Page 14 of Picture Me Gone


  This time Matthew looks up at him, interested, amused. I know, he says.

  The two men sit unmoving, each coming to the separate realization that he has misunderstood the other.

  The ashes of an old friendship flutter and settle in a delicate heap beneath the breakfast table.

  Please, says Gil, and I can hear a rich chattering of emotions in the word. His please means Please let this all end, please let’s resolve this so I can go home.

  Matthew smiles at him. It’ll all be fine, he says.

  I want to help.

  Oh, I’m well beyond help, Matthew says calmly.

  I look over and see Matthew and Gil, their eyes locked across the table, concentrating like chess players.

  You’re not, Gil says.

  No? There is the ghost of a smile on Matthew’s face, as if behind the thick dull pain there is a funny side to all of this. I appreciate your faith, he says.

  Suddenly I am frightened. My father’s faith in Matthew is one of the instruments of his destruction. It reminds him of what he was. How much he has lost.

  Matt, come back with us. Come home. Please. Gabriel misses you.

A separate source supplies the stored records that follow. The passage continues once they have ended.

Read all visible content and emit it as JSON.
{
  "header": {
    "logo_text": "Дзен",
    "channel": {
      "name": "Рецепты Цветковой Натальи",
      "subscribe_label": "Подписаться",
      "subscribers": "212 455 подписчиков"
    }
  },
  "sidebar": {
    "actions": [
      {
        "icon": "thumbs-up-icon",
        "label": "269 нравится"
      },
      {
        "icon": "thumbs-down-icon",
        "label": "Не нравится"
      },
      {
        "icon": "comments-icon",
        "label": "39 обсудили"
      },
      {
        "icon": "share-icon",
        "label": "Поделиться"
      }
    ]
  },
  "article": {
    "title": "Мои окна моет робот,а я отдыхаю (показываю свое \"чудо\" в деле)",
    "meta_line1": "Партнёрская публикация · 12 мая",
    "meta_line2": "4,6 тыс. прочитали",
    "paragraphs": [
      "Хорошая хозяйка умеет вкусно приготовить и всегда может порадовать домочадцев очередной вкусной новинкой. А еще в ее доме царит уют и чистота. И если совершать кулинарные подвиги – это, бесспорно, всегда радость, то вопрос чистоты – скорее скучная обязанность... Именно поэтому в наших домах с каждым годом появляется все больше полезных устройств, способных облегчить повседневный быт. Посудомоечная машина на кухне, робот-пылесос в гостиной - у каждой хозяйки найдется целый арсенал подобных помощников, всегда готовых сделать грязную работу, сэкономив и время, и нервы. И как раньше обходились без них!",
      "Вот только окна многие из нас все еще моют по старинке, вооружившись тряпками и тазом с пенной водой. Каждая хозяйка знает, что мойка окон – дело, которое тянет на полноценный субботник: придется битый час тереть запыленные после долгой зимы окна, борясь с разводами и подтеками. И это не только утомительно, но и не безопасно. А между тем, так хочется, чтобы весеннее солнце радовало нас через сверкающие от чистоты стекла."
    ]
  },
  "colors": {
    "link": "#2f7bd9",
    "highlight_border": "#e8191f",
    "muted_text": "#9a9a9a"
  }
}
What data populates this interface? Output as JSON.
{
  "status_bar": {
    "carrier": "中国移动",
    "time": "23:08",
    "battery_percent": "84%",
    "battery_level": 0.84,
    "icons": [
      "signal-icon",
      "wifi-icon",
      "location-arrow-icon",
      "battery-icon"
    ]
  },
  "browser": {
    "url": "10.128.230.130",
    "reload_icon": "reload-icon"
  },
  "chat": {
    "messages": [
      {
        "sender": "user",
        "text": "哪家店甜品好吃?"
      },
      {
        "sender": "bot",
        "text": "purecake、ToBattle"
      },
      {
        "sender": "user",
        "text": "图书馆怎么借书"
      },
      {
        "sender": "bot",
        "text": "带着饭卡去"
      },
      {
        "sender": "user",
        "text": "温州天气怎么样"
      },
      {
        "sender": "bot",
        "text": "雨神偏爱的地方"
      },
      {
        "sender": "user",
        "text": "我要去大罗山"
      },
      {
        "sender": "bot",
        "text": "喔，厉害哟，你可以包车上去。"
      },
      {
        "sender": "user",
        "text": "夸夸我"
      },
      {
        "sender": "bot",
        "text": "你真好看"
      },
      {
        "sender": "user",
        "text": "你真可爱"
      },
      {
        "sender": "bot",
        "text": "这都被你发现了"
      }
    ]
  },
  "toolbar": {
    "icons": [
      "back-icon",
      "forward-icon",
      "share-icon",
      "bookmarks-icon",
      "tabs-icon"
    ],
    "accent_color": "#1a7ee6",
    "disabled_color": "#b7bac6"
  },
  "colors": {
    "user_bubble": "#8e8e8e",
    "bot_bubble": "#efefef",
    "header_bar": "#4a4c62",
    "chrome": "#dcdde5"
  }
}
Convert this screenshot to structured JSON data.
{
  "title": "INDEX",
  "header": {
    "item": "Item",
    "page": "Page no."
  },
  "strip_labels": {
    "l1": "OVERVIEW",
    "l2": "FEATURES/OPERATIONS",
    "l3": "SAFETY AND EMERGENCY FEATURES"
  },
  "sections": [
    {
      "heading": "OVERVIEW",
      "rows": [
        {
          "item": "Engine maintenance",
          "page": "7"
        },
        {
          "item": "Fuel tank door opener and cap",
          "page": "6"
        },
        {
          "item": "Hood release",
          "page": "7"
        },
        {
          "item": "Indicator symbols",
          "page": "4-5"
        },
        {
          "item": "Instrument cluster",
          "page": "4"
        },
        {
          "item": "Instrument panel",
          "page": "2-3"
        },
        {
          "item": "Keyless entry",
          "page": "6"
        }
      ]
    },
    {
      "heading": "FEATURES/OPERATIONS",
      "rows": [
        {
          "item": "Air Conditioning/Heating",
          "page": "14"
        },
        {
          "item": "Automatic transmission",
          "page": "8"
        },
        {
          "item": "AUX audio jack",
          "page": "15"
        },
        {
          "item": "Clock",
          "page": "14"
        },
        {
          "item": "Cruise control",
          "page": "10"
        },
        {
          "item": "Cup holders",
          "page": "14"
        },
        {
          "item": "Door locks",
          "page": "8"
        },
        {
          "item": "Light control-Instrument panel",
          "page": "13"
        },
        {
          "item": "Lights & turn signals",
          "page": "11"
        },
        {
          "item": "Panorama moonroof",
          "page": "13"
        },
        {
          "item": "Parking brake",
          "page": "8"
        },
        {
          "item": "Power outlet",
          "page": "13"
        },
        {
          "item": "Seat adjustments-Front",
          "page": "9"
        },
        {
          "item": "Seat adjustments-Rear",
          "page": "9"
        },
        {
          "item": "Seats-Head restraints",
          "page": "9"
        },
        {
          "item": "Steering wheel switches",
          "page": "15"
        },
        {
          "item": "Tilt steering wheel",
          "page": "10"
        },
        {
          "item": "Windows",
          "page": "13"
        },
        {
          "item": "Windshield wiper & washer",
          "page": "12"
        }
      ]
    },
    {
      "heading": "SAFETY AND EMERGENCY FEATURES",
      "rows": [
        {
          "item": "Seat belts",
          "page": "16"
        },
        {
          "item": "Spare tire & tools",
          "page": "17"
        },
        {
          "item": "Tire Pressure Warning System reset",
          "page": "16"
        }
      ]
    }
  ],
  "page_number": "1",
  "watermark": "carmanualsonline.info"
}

  Matthew nods. He looks exhausted.

  I’ll stay as long as you need me to.

  No, says Matthew. Go back to London. There’s nothing more you can do.

  Are you sure? But I can hear in Gil’s voice that he’s relieved. No doubt Matthew can hear it too.

  Matthew nods. I wonder if he is already drunk, always drunk, in a way that doesn’t quite show.

  What happened? Ask him what happened that day, Gil, ask him properly, for god’s sake. I edge closer, drawn by the dark tug of missing facts.

  Gil is still talking, tentatively, saying all the wrong things. I’m sure you can sort things out with Suzanne. For Gabriel’s sake.

  But Matthew has stopped listening. The very air around him has ceased to move. I look at Gil. Listen! I want to shout. Something happened that day. Something’s happening now.

  I am struggling, trying to read a story written in a language I don’t quite speak. Why can’t Gil translate?

  Perhaps Matt chose a brother who would not see into his soul.

  The puzzle pieces in my brain dance just out of reach. I turn to Matthew and focus hard.

  Gil speaks of getting back to normal. Matthew stares out of fathomless eyes. He sits perfectly still but the hand that grips his glass trembles.

  With an air of resignation, Gil gets up from the table and goes to check out, leaving the two of us together.

  I focus harder. Gil has told me that in order to translate you need to be a chameleon, to put on the skin of another person, to creep inside his head. I have seen this transformation take place within him—his features and sometimes his personality seem to alter with each voice he takes on, with each book.

  And then the pieces begin to line up. I am back on the day of the accident, the day Owen died.

  It is dusk.

  My head aches, my skin feels tight. Has Matthew been drinking? I can’t tell. Owen is sitting in the backseat.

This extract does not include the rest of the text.